Pork Roast tip

Here's a useful tip when you roast pork shoulder:


275⁰F for 8 hours if you want to shred (carnitas or pulled pork)

215⁰F for 8 hours if you want to slice (pork roast)

I've done 4lbs, 40lbs, and everything in between. I've done midnight-8am or 9am-5pm. Some general rules:

  • Uncovered in aluminum tray
  • No liquids, just meat
  • Fat side up
  • Use your favorite herbs or spices, I like to season it the night before
  • Adjust to your oven (some ovens may not actually get to 215⁰F or way hotter) and figure out what time/temp works for your oven
  • High elevation (Sierra lodge) may be different and require longer cook time. 
  • This is for pork. You can do this for beef if you want a well done beef roast.

Beef Noodle Soup

This recipe comes from Kan Lee, who is currently serving at our Gracepoint Hsinchu church. The recipe looks authentic. Sorry, I won't be able to answer any questions or translate.

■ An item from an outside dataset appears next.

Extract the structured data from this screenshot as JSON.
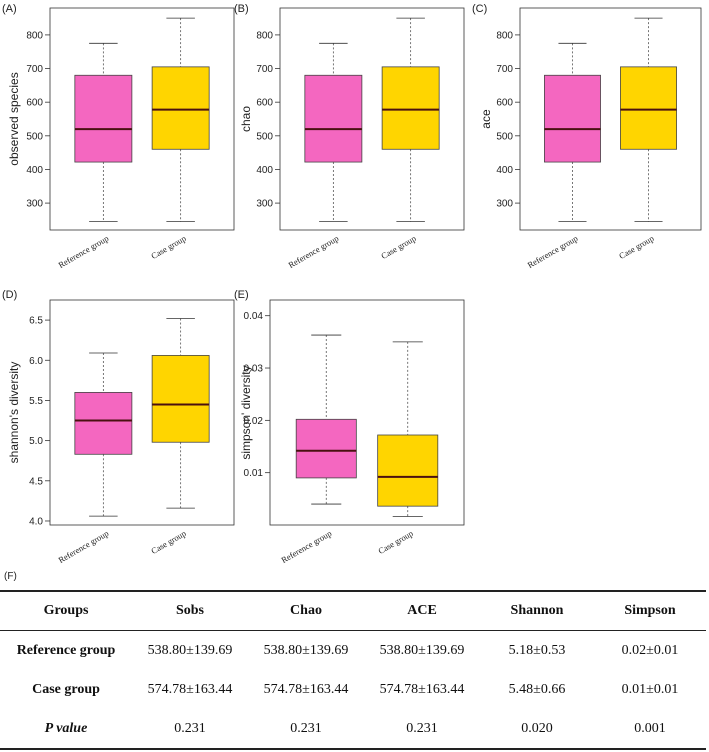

BEEF NOODLE SOUP (Kan Lee’s)

8-10 servings

INGREDIENTS
-2 Beef (牛腱) ~2 lbs
-2 onions
-3 tomatoes
-6 sticks green onions
-2 garlic cloves
-6 chili pepper.  You can use less if the chili peppers you have are really spicy. 
Cut a little slice of chili pepper and taste it to see how spicy it is.  Chili peppers are pretty important.
-1
粒八角 (1 bag Star-shaped thing for soups)
-1 ginger (not too big)
-1
罐辣豆瓣醬 (1 bottle of Spicy DoBanJiang aka. Chili Bean Sauce)
This is important.  CANNOT SUBSTITUTE WITH JUST ANY SPICY SAUCE
It has to be
辣豆瓣醬.  this is made with soy beans which has a special flavor.
-1 chives
蒜苗,
-1 cilantro
香菜
-Noodles

 DIRECTIONS
1. Boil beef for a few minutes.  Doesn't need to fully cook.  Rinse in cold water. Cut into chunks. Don't bypass this step.  It gets rid of blood water, and makes the soup taste clean.  Cannot stir fry and sear as substitute, I tried that and it made the soup murky and slightly smelly.   
2. Cut green onions into thumb-sized segments.  Smash ginger and garlic.  Add
八角 (Star spice thing). Stir quickly until fragrant. 
3. Add
辣豆瓣醬 (DoBanJiang/chili bean sauce) to 2. Stir fry for few minutes.
4. Add beef to 3. Stir fry for a few minutes.
5. Stir fry onion and tomatoes for a few minutes until onions begin to caramelize.
    (separately from meat)
6. Add 3. 4. 5. into pot.  Add one bowl of soy sauce (~1 to 1.5 cup).  Add water to until all ingredients are just covered.  Bring to boil. Turn to low heat.
7. Add more soysauce, salt,
辣豆瓣醬 (DoBanJiang/chili bean sauce) to taste.  You can add some sugar if stew is on the saltier side, but not too much.  Slightly too salty is much better than too sweet for beef noodle soup.
8. Stew in low heat for two hrs.  Stir every once in a while to avoid burning.
9.  When serving, you can chop up
蒜苗 (Chives), 香菜 (Cilantro) finely and put as topping on noodles as last step.  They make the soup more fragrant. 

(Boil Noodles Separately)

Mashed potatoes

 Mashed potatoes are easy to make from scratch but there is some science behind them. Most people buy and use russet potatoes for mashed potatoes. They are cheap and well suited to be mashed. I personally like red potatoes. The chemical difference is in how the glucose molecules are arranged. In russet potatoes you have long straight chains (amylose) which make it light, fluffy, dry, mealy, and starchy. Red potatoes are called "waxy" because they have glucose in chains with many branches (amylopectin). They hold their shape better when cooked and can't absorb as much liquid. If you want to add tons of butter and milk go with russet, if you want minimal butter and mashed potatoes that aren't grainy go with red.

Ingredients:
5lb bag of red potatoes (About $4-$5)
1 [8oz] plain cream cheese (whipped or not, about $3)
1 TB salt -- kosher strongly recommended
1 tsp black pepper (add more to taste)
1 tsp garlic powder (add more to taste)
1 tsp onion powder (add more to taste)
cheese + paprika for topping

(these pictures were quickly taken with a cell phone)


 cut potatoes into quarters and boil for 20 minutes or until tender

Salt, pepper, cream cheese, shredded cheese

After potatoes are cooked, drain water to a separate bowl. Add cream cheese, salt, & pepper (garlic/onion powder too).
Mash the potatoes until mixed. Pour some of the water back in if too thick.


Sprinkle shredded cheese and paprika. Broil for a couple minutes and serve.